The public health consequences of unhealthy lifestyles would be larger in low birth weight populations, so better start living a healthy lifestyle.

 Low Weight at Birth, Unhealthy Adult Lifestyle Linked to Increased Type 2 Diabetes Risk
If you were born with a low birth weight, better start living a healthy lifestyle, as a new study has revealed that combination of low weigh birth and unhealthy adult lifestyle poses greater risk of developing type 2 diabetes.
Associate professor at Harvard Chan School, Lu Qi said that most cases of type 2 diabetes could be prevented adapting healthier lifestyle, however, the findings suggested that efforts focused on early life development, such as improving nutrition for pregnant women, could prevent additional cases. Qi and colleagues studied health data collected from 149,794 healthy men and women tracked by three large ongoing trials.

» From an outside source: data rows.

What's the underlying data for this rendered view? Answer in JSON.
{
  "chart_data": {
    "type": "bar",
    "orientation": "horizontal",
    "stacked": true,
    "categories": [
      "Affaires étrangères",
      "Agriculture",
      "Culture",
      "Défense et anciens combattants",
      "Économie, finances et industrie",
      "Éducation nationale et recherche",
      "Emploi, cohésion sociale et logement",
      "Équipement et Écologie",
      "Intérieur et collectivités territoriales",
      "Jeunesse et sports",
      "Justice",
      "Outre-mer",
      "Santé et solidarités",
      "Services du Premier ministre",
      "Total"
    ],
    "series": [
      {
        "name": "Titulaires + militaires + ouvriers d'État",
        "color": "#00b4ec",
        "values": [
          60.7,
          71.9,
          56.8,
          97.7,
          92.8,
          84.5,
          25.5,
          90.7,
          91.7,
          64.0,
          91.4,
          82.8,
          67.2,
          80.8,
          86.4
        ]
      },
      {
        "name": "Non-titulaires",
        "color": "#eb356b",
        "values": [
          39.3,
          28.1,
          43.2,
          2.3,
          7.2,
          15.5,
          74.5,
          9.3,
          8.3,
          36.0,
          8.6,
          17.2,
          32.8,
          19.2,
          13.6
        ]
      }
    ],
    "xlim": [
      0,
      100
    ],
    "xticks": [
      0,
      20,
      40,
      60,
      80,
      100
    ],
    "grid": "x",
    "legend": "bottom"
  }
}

Participants were scored on five lifestyle factors: diet, smoking, physical activity, alcohol consumption, and body mass index. Those who did not provide their birth weight were excluded from this analysis. It was found that 22 percent of these cases could be attributed to a lower birth weight alone, 59 percent to unhealthy lifestyle alone, and 18 percent to the interaction between both factors.

The researchers suggest that poor nourishment in pregnant women may cause the fetus to prepare for survival in a resource-scarce environment. When the adaptive response to prenatal starvation is mismatched with exposure to an affluent environment later in life, it could heighten the risk of type 2 diabetes in adulthood. Yanping Li, a research scientist in the Department of Nutrition, said that their findings suggested that the public health consequences of unhealthy lifestyles would be larger in low birth weight populations.

This was of critical importance in the developing countries undergoing rapid epidemiological transition from traditional to Western lifestyles, such as China and India, where cigarette smoking, sedentary activities, obesity, and diabetes has been increasing dramatically, and low birth weight is still highly prevalent. The findings are published in the online journal BMJ Open.